I’m not saying a rookie should say “no” to everything listed above. However, if he is not selective on what he does say “yes” to, he will burn through time, money and energy and it will effect his performance, emotional stability, and bank account.

2) Maintaining healthy eating/nutrition habits: Many draftees learn great nutrition habits when they are training for the Combine. Many teams offer structured meals and guidance in the off-season during mini-camps and OTA's. However, once the season starts, the structured regimens go out the window.

Rookies can easily spend twelve hours a day for five days a week at the team facility. While some meals like lunch are provided, players find themselves starving on the way back and forth from the facility. Driving while in a hurry (for fear of being fined for being late) usually equates to stopping for fast food through a drive-through.

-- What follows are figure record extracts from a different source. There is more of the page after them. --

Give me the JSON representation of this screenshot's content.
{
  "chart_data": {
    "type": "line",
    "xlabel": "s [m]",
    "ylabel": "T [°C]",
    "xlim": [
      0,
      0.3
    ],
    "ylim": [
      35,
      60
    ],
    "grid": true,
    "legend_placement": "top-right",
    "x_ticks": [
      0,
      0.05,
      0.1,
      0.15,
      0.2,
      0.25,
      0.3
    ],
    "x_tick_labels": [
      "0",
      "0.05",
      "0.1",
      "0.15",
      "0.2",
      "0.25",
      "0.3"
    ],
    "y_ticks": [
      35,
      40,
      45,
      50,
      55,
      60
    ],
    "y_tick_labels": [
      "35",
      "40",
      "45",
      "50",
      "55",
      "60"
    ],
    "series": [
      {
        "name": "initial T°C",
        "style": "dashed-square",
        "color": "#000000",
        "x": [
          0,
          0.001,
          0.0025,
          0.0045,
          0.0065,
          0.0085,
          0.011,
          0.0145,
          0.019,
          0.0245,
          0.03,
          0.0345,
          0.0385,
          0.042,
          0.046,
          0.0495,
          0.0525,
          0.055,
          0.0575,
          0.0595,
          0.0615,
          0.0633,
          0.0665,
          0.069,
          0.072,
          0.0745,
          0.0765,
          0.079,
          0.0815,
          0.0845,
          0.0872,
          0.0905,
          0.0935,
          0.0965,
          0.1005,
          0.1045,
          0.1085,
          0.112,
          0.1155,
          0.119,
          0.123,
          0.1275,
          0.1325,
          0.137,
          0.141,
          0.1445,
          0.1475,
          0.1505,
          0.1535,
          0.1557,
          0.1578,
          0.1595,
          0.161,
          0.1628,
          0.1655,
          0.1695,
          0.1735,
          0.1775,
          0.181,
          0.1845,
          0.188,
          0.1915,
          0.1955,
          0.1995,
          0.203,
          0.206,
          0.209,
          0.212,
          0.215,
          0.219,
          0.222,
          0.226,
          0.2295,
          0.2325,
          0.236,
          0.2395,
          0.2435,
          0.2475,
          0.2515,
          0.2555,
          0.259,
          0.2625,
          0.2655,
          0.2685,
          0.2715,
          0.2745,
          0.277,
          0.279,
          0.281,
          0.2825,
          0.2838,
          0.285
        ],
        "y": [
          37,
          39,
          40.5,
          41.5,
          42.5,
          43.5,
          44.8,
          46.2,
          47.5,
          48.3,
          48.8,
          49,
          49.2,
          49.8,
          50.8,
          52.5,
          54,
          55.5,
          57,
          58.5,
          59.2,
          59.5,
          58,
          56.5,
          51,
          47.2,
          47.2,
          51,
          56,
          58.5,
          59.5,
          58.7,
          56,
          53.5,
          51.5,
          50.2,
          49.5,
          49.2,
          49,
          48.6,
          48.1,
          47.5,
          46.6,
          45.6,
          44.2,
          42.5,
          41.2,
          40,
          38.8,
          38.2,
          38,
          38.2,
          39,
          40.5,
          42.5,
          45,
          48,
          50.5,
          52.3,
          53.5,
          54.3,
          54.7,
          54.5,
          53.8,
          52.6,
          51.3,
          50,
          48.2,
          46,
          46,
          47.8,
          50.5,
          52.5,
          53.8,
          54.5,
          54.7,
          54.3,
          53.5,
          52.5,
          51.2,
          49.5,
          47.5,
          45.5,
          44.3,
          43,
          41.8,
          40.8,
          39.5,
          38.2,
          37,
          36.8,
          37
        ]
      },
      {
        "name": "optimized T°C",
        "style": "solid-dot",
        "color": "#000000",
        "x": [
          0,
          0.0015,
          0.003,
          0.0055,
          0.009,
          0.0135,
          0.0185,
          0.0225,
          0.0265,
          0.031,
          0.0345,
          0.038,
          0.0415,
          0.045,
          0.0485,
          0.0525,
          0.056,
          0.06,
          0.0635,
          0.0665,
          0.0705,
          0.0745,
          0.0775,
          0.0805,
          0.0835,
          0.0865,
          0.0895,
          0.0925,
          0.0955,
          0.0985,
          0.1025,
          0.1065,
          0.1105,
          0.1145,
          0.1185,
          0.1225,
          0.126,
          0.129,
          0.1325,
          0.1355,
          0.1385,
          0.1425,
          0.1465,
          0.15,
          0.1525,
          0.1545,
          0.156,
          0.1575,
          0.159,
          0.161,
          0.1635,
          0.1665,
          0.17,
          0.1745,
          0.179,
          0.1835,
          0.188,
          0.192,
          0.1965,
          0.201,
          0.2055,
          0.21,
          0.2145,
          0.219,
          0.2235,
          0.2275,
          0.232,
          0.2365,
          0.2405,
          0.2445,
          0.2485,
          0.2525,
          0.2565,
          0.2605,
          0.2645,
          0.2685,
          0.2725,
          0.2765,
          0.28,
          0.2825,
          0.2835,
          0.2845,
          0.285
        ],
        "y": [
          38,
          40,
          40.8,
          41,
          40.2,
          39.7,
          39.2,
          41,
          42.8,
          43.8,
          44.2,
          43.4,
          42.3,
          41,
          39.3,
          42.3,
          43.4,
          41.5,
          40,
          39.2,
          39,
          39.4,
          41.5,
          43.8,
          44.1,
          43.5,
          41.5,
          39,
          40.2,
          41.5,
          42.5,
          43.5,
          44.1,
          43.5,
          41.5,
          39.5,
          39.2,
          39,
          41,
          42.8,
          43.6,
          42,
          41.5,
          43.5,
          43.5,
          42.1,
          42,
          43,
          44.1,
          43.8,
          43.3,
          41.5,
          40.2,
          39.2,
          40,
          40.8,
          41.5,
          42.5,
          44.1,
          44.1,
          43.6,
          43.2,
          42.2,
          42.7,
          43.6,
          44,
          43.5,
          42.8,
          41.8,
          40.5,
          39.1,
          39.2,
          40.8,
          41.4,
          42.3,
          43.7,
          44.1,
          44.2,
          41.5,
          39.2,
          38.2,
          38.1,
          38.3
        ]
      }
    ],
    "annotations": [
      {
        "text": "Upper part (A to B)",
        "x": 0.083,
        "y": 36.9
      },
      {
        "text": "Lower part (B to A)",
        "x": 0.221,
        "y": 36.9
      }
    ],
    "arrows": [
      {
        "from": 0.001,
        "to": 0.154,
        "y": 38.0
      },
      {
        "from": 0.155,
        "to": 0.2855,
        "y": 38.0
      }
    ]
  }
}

One thing I encourage my players to do is to spend money on having quality food around. Whether it’s having pre-cooked meals delivered to their house, shopping at Whole Foods and/or having a chef stop by a few times a week, don’t skimp when it comes to getting quality nutrition.

3) Paperwork/staying organized: Becoming a professional athlete also comes with responsibility. You have a lot of money coming in all of the sudden, and you need a good CPA, you most likely have a financial consultant at the age of 22, and you have the same amount of bills and general paperwork as someone who is 32. When the mail starts piling up into huge bundles, young men get overwhelmed and let the piles grow while they focus on learning a playbook and contributing to the team.

4) Reporting injuries: You don’t make it to the NFL without having some level of toughness. Football players are taught from a young age to play with pain, fight through injuries, be tough, act tough and don’t complain when they get hurt. The problem is that they carry it through to the pro level and are hesitant to report injuries. My biggest frustration as an agent and also my biggest challenge is to coach players through properly managing injuries.

Many players (about twenty to thirty per team) who are at risk of being cut are especially fearful of disclosing injuries because they fear it can lead to them being demoted or cut. I had a starting AFC linebacker finally call me about a foot injury he said he couldn’t play on anymore. I called the trainer and my team contact and requested they shut him down and put him on injured reserve. A few hours after my call his coaches were at his locker begging him to play the rest of the season (5 games). Being the tough young man he is he couldn’t say “no” and took some pain shots and played. Nursing the foot led to a knee injury and two eventual operations on the foot and the knee.

5) Asking questions/asking for help: This may be true for most young people in many professions but it’s prevalent in the NFL. Some teams set up a learning environment for players where they are encouraged to ask questions and use the team resources to get their problems solved. Unfortunately, rookies feel they should operate with a sense of self-sufficiency as to not bother anyone. They don’t want to be made fun of by teammates for asking what may be an embarrassing question. They also feel like a man because of all the attention they have already received. When they do ask a question, it’s most likely a whisper to a veteran teammate who may or usually may not have a qualified answer.

On the football side, practices, meetings, camps, and team activities move extremely fast. Rookies are intimidated to be the one to stop things and ask a question, which can break the momentum of the team activity. Additionally, each team has what’s called a Player Development Director whose job it is to get rookies stable and acclimated to their new job and environment. They too are frustrated that the players don’t come to them for help. As one put it to me, “its just the way they are programmed.”